Toxicity of ammonia, cadmium, and nitrobenzene to four local fishes in the Liao River, China and the derivation of site-specific water quality criteria
|Title:||Toxicity of ammonia, cadmium, and nitrobenzene to four local fishes in the Liao River, China and the derivation of site-specific water quality criteria|
|First Author:||Liu, Zhihong|
|Publication Name:||ECOTOXICOLOGY AND ENVIRONMENTAL SAFETY|
Water quality criteria (WQC) are considered to be an effective management tool for protecting aquatic environments. To derive site-specific WQC for an area, local data based on local species are essential to improve the applicability of WQC derived. Due to the paucity of local fish data available for the development of site-specific WQC for the Liao River, China, four local and widespread fishes (Pseudorasbora parva, Abbottina liaoningensis, Ctenogobius giurinus, and Misprints anguillicaudatus) were chosen to test their sensitivities to ammonia, cadmium and nitrobenzene. These compounds are common and regularly-measured pollutants in Chinese rivers. In addition to the published data for species resident in the Liao River, site-specific WQC for the three chemicals were derived using both a log-logistic species sensitivity distribution (SSD) and the method recommended by the USEPA, in line with current best practice, which were then compared with Chinese national WQC. It was found that A. liaoningensis was the most sensitive, followed, in order, by P. parva, C. giurinus and M. anguillicaudat us was the least sensitive, and this trend was the same to all three chemicals tested.

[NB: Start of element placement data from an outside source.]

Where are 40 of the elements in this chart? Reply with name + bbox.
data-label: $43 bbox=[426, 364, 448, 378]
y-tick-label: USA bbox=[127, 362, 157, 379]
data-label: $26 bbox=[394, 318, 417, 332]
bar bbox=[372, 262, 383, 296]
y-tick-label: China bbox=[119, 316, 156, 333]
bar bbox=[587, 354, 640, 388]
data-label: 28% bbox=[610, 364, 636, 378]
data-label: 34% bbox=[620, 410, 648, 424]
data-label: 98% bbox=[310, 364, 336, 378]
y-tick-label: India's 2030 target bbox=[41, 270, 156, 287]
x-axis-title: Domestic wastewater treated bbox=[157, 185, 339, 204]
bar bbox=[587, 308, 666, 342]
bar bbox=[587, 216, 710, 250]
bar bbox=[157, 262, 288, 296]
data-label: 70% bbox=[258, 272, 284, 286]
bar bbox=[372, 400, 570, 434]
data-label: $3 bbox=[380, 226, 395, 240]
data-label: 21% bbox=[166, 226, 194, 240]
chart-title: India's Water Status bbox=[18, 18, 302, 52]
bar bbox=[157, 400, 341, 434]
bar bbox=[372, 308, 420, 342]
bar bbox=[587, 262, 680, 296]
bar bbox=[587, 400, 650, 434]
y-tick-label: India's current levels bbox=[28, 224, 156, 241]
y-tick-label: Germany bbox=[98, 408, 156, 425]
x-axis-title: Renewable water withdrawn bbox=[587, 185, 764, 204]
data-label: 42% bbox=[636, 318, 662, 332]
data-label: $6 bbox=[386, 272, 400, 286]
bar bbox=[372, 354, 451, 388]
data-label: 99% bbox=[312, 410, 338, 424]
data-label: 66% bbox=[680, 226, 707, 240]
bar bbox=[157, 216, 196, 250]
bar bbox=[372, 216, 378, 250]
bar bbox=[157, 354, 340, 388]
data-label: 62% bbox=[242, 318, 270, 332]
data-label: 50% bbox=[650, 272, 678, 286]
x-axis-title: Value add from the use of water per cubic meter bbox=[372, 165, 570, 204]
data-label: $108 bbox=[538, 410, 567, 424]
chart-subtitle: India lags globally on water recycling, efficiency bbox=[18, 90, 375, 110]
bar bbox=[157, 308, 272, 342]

When comparing the SSD derived solely from previously-published data with that including our data on local fish, there were significant differences identified among parameters describing the SSD curves for ammonia and nitrobenzene and significant differences were detected for site-specific WQC derived for all of the three chemicals. Based on the dataset with local fish data taxa, site-specific WQC of Liao River for ammonia, cadmium, and nitrobenzene were derived to be 20.53 mg/L (at a pH of 7.0 and temperature of 20 degrees C), 3.76 mu g/L (at a hardness of 100 mg/L CaCO3), and 0.49 mg/L, respectively. Using the same deriving method for each chemical, the national Chinese WQC were higher than site-specific WQC derived in this study for ammonia (national WQC of 25.16 mg/L) and nitrobenzene (national WQC of 0.57 mg/L), while the national WQC for cadmium was lower (national WQC of 1.81 mu g/L). These results indicated that published data can be helpful for use when deriving site-specific WQC but that there were differences between site-specific and national WQC which may lead to either over- or under-protection depending on the pollutant if national WQC were used as the basis for the water management of specific river systems, like the Liao River.